BME PhD Proposal Presentation

Date: December 14th, 2018

Time: 10:00 AM

Location: CHOA Seminar Room, EBB

Advisor: Andrés J. García (Georgia Institute of Technology)

Committee Members: 

Cheng Zhu (Georgia Institute of Technology)

Jennifer Curtis (Georgia Institute of Technology)

Khalid Salaita (Emory University)

Christian Franck (University of Wisconsin, Madison)

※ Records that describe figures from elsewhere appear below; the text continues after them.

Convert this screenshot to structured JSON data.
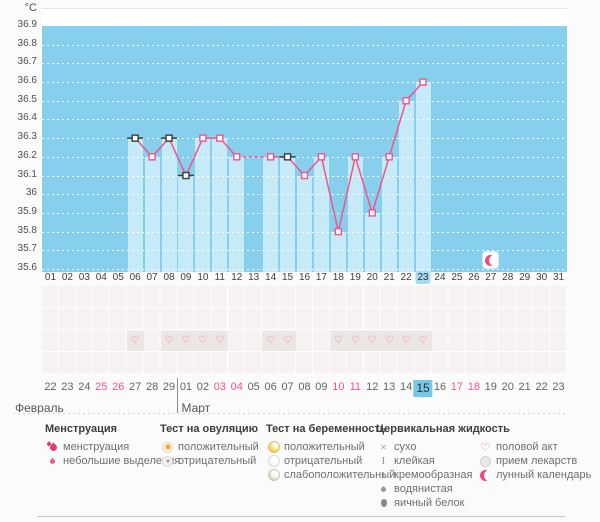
{
  "colors": {
    "accent_pink": "#f2538a",
    "plot_blue": "#86d0ee",
    "column_blue": "#c6eaf8",
    "highlight_blue": "#a6dcf3",
    "today_blue": "#76c8e9",
    "black_marker": "#3b3b3b"
  },
  "chart_data": {
    "type": "line",
    "ylabel": "°C",
    "ylim": [
      35.6,
      37.0
    ],
    "y_ticks": [
      "36.9",
      "36.8",
      "36.7",
      "36.6",
      "36.5",
      "36.4",
      "36.3",
      "36.2",
      "36.1",
      "36",
      "35.9",
      "35.8",
      "35.7",
      "35.6"
    ],
    "x_days": [
      "01",
      "02",
      "03",
      "04",
      "05",
      "06",
      "07",
      "08",
      "09",
      "10",
      "11",
      "12",
      "13",
      "14",
      "15",
      "16",
      "17",
      "18",
      "19",
      "20",
      "21",
      "22",
      "23",
      "24",
      "25",
      "26",
      "27",
      "28",
      "29",
      "30",
      "31"
    ],
    "highlighted_day_index": 22,
    "grid": "dotted-horizontal",
    "legend_position": "bottom",
    "series": [
      {
        "name": "basal-temperature",
        "points": [
          {
            "day": 6,
            "temp": 36.3,
            "marker": "black"
          },
          {
            "day": 7,
            "temp": 36.2,
            "marker": "pink"
          },
          {
            "day": 8,
            "temp": 36.3,
            "marker": "black"
          },
          {
            "day": 9,
            "temp": 36.1,
            "marker": "black"
          },
          {
            "day": 10,
            "temp": 36.3,
            "marker": "pink"
          },
          {
            "day": 11,
            "temp": 36.3,
            "marker": "pink"
          },
          {
            "day": 12,
            "temp": 36.2,
            "marker": "pink"
          },
          {
            "day": 14,
            "temp": 36.2,
            "marker": "pink"
          },
          {
            "day": 15,
            "temp": 36.2,
            "marker": "black"
          },
          {
            "day": 16,
            "temp": 36.1,
            "marker": "pink"
          },
          {
            "day": 17,
            "temp": 36.2,
            "marker": "pink"
          },
          {
            "day": 18,
            "temp": 35.8,
            "marker": "pink"
          },
          {
            "day": 19,
            "temp": 36.2,
            "marker": "pink"
          },
          {
            "day": 20,
            "temp": 35.9,
            "marker": "pink"
          },
          {
            "day": 21,
            "temp": 36.2,
            "marker": "pink"
          },
          {
            "day": 22,
            "temp": 36.5,
            "marker": "pink"
          },
          {
            "day": 23,
            "temp": 36.6,
            "marker": "pink"
          }
        ]
      }
    ],
    "lunar_marker_day": 27,
    "intercourse_days": [
      6,
      8,
      9,
      10,
      11,
      14,
      15,
      18,
      19,
      20,
      21,
      22,
      23
    ]
  },
  "calendar": {
    "dates": [
      "22",
      "23",
      "24",
      "25",
      "26",
      "27",
      "28",
      "29",
      "01",
      "02",
      "03",
      "04",
      "05",
      "06",
      "07",
      "08",
      "09",
      "10",
      "11",
      "12",
      "13",
      "14",
      "15",
      "16",
      "17",
      "18",
      "19",
      "20",
      "21",
      "22",
      "23"
    ],
    "weekend_indices": [
      3,
      4,
      10,
      11,
      17,
      18,
      24,
      25
    ],
    "today_index": 22,
    "march_start_index": 8,
    "months": [
      {
        "label": "Февраль"
      },
      {
        "label": "Март"
      }
    ]
  },
  "legend": {
    "groups": [
      {
        "title": "Менструация",
        "items": [
          {
            "icon": "menstruation-drops-icon",
            "label": "менструация"
          },
          {
            "icon": "small-drop-icon",
            "label": "небольшие выделения"
          }
        ]
      },
      {
        "title": "Тест на овуляцию",
        "items": [
          {
            "icon": "ovulation-positive-icon",
            "label": "положительный"
          },
          {
            "icon": "ovulation-negative-icon",
            "label": "отрицательный"
          }
        ]
      },
      {
        "title": "Тест на беременность",
        "items": [
          {
            "icon": "pregnancy-positive-icon",
            "label": "положительный"
          },
          {
            "icon": "pregnancy-negative-icon",
            "label": "отрицательный"
          },
          {
            "icon": "pregnancy-weak-positive-icon",
            "label": "слабоположительный"
          }
        ]
      },
      {
        "title": "Цервикальная жидкость",
        "items": [
          {
            "icon": "dry-icon",
            "label": "сухо"
          },
          {
            "icon": "sticky-icon",
            "label": "клейкая"
          },
          {
            "icon": "creamy-icon",
            "label": "кремообразная"
          },
          {
            "icon": "watery-icon",
            "label": "водянистая"
          },
          {
            "icon": "eggwhite-icon",
            "label": "яичный белок"
          }
        ]
      },
      {
        "title": "",
        "items": [
          {
            "icon": "intercourse-heart-icon",
            "label": "половой акт"
          },
          {
            "icon": "medication-icon",
            "label": "прием лекарств"
          },
          {
            "icon": "lunar-calendar-icon",
            "label": "лунный календарь"
          }
        ]
      }
    ]
  }
}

Title: Investigating 3D Vinculin Mechanotransduction using PEG-4MAL Synthetic Hydrogels and 3D Traction Force Microscopy

Abstract/Summary:

Cells interact with the extracellular matrix (ECM) via reciprocal biophysical and biochemical signaling in a process known as mechanotransduction. Mechanotransduction controls multiscale biological processes from cellular proliferation, migration, and differentiation to tissue morphogenesis, pathogenesis, and repair. Cell-matrix interactions are mediated by integrins, focal adhesion (FA) proteins, and the cytoskeleton, which enables cells to sense and transmit mechanical signals from and to their ECM. Vinculin, an FA protein, is considered a primary mediator of mechanotransduction and is responsible for modulating FA assembly, strength, and cell-generated traction forces in response to matrix properties. While vinculin has been widely studied in the past, these studies have occurred using systems that poorly recapitulate the native cellular microenvironment and/or lack control over the biophysical and biochemical properties of the ECM, which are critical aspects of cell-matrix interactions. Therefore, we propose to use a platform combining PEG-4MAL synthetic hydrogels and 3D Traction Force Microscopy (3D TFM), which enables the quantitative analysis of 3D vinculin mechanotransduction within a microenvironment that has both physiologically relevant and precisely controlled biophysical and biochemical properties. Using this platform, we will engineer hydrogels with user-defined matrix elasticity and ligand density to study how vinculin facilitates FA assembly and traction stress generation in 3D with response to varying matrix properties. Then, variants of the vinculin protein will be used to investigate the role of vinculin’s structure and conformation on its ability to sense and transmit force in 3D. By utilizing a platform that has both physiologically relevant and precisely controlled biophysical and biochemical properties, we will be able to gain powerful and unprecedented insights into the role vinculin plays in 3D cellular and molecular mechanotransduction.